People began to gather for the protest near the Vazha Pshavela metro station around noon, four hours before the festival was set to open. It was organised by the violent far-right group, Alt Info.
Protesters blocked Vazha Pshavela Avenue, watched over by large numbers of police.
In the days prior and at the event, participants and organisers stated that they would use violence to stop the festival, and against those attending it.
The crowd held a minute’s silence for Mikheil Mamukashvili, who set fire to himself during last year’s Pride events, stating that he did not want to live in a ‘sinful country’ where queer people were protected. He died of his injuries a few weeks later.
A protester wearing an anti-EU flag. Photo: Mariam Nikuradze/OC MediaAt around 13:00, the assembled protesters began to walk towards the venue, an hour’s uphill walk in 30°C heat.
On their way to the venue, loudspeakers played the theme of the Uruk-hai from the Lord of the Rings films; a reference to some in Georgia referring to members of far-right groups as ‘orcs’, a race of evil monsters from the fantasy series.
They were not confronted by police as they marched up the hill.
At one point, the group divided so as to block two roads leading to the venue.
Many carried religious symbols.
On the day prior to the event, the Georgian Orthodox Church had made a statement announcing that while they did not condone violence, Georgian society could not accept queer movements, and was ‘not ready, and will never be’ for them.

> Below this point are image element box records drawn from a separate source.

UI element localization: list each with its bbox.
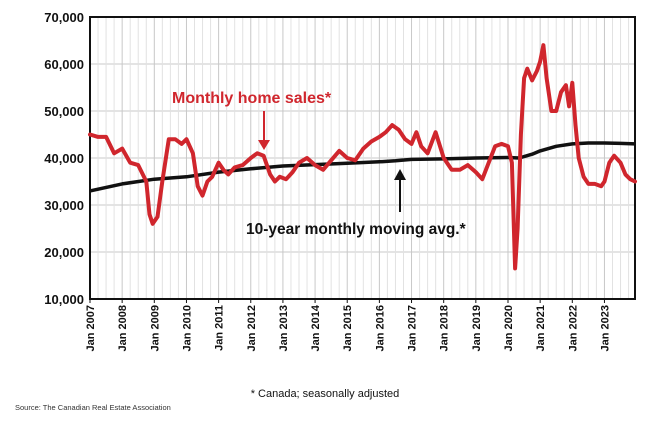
moving-average-annotation: 10-year monthly moving avg.* bbox=[246, 221, 467, 238]
moving-average-arrow-head bbox=[394, 169, 406, 180]
x-tick-label: Jan 2008 bbox=[117, 305, 129, 351]
y-tick-label: 20,000 bbox=[44, 245, 84, 260]
source-credit: Source: The Canadian Real Estate Associa… bbox=[15, 403, 171, 412]
x-tick-label: Jan 2023 bbox=[599, 305, 611, 351]
monthly-sales-line bbox=[88, 43, 637, 271]
y-tick-label: 70,000 bbox=[44, 10, 84, 25]
y-tick-label: 50,000 bbox=[44, 104, 84, 119]
x-tick-label: Jan 2011 bbox=[214, 305, 226, 351]
x-tick-label: Jan 2012 bbox=[246, 305, 258, 351]
monthly-sales-arrow-head bbox=[258, 140, 270, 150]
x-tick-label: Jan 2022 bbox=[567, 305, 579, 351]
monthly-sales-annotation: Monthly home sales* bbox=[172, 90, 332, 107]
plot-area-frame bbox=[89, 16, 636, 300]
x-tick-label: Jan 2017 bbox=[407, 305, 419, 351]
x-tick-label: Jan 2019 bbox=[471, 305, 483, 351]
x-axis-ticks: Jan 2007 Jan 2008 Jan 2009 Jan 2010 Jan 2011… bbox=[85, 299, 611, 351]
x-tick-label: Jan 2016 bbox=[374, 305, 386, 351]
y-tick-label: 10,000 bbox=[44, 292, 84, 307]
y-tick-label: 40,000 bbox=[44, 151, 84, 166]
y-axis-ticks: 10,000 20,000 30,000 40,000 50,000 60,000 70,0… bbox=[44, 10, 84, 307]
x-tick-label: Jan 2014 bbox=[310, 304, 322, 351]
x-tick-label: Jan 2021 bbox=[535, 305, 547, 351]
x-tick-label: Jan 2020 bbox=[503, 305, 515, 351]
x-tick-label: Jan 2018 bbox=[439, 305, 451, 351]
x-tick-label: Jan 2015 bbox=[342, 305, 354, 351]
y-tick-label: 60,000 bbox=[44, 57, 84, 72]
x-tick-label: Jan 2007 bbox=[85, 305, 97, 351]
grid-lines bbox=[89, 16, 635, 300]
footnote: * Canada; seasonally adjusted bbox=[250, 388, 400, 400]
x-tick-label: Jan 2013 bbox=[278, 305, 290, 351]
x-tick-label: Jan 2009 bbox=[149, 305, 161, 351]
y-tick-label: 30,000 bbox=[44, 198, 84, 213]
x-tick-label: Jan 2010 bbox=[181, 305, 193, 351]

This followed calls from the Church and the ruling party to introduce laws regulating ‘LGBT propaganda’.
After reaching the venue, the protesters briefly confronted police officers who were blocking the entrance.
Shortly before 15:00, the Tbilisi Pride organising team announced that they were being evacuated and that the event was being cancelled as police had said they could not secure the area.
After the organising team were evacuated, protesters entered the festival grounds; first via side entrances, with the police later letting the crowd in through the main entrance too.
While the police had brought pepper spray, rubber bullets, and water cannons, they did not use them against those gathering to stop the pride event. No riot police were present at the venue, in contrast to recent heavily-policed anti-government protests.
Police looked on as the protesters tore down flags, pulled down a decorative statue, destroyed furniture, and set fire to signs. While some of the damaged property was brought there by Tbilisi Pride, much belonged to the venue and Tbilisi Open Air festival.
Police also allowed protesters to loot the festival food and drink counters, with several also seen taking pink yoga mats from the venue.
OC Media reporters heard police making disparaging comments about the festival organisers, and appearing to be friendly with protesters.
In the late afternoon, some of the group moved to the parliament building in the centre of Tbilisi, where Makharadze, a co-founder of Alt Info and one of the protest’s organisers, again proclaimed victory. He also mentioned a law against ‘LGBT propaganda’ that the group had submitted to parliament in May.
After taking a group photograph, the organisers announced that the protest was over, and the crowd dispersed.
On 9 July, the organisers of Tbilisi Pride held a guerrilla performance in front of parliament. They threw property burnt and destroyed at the festival venue in front of the parliament, demanding punishment of those responsible. Following the performance, they removed the items from parliament.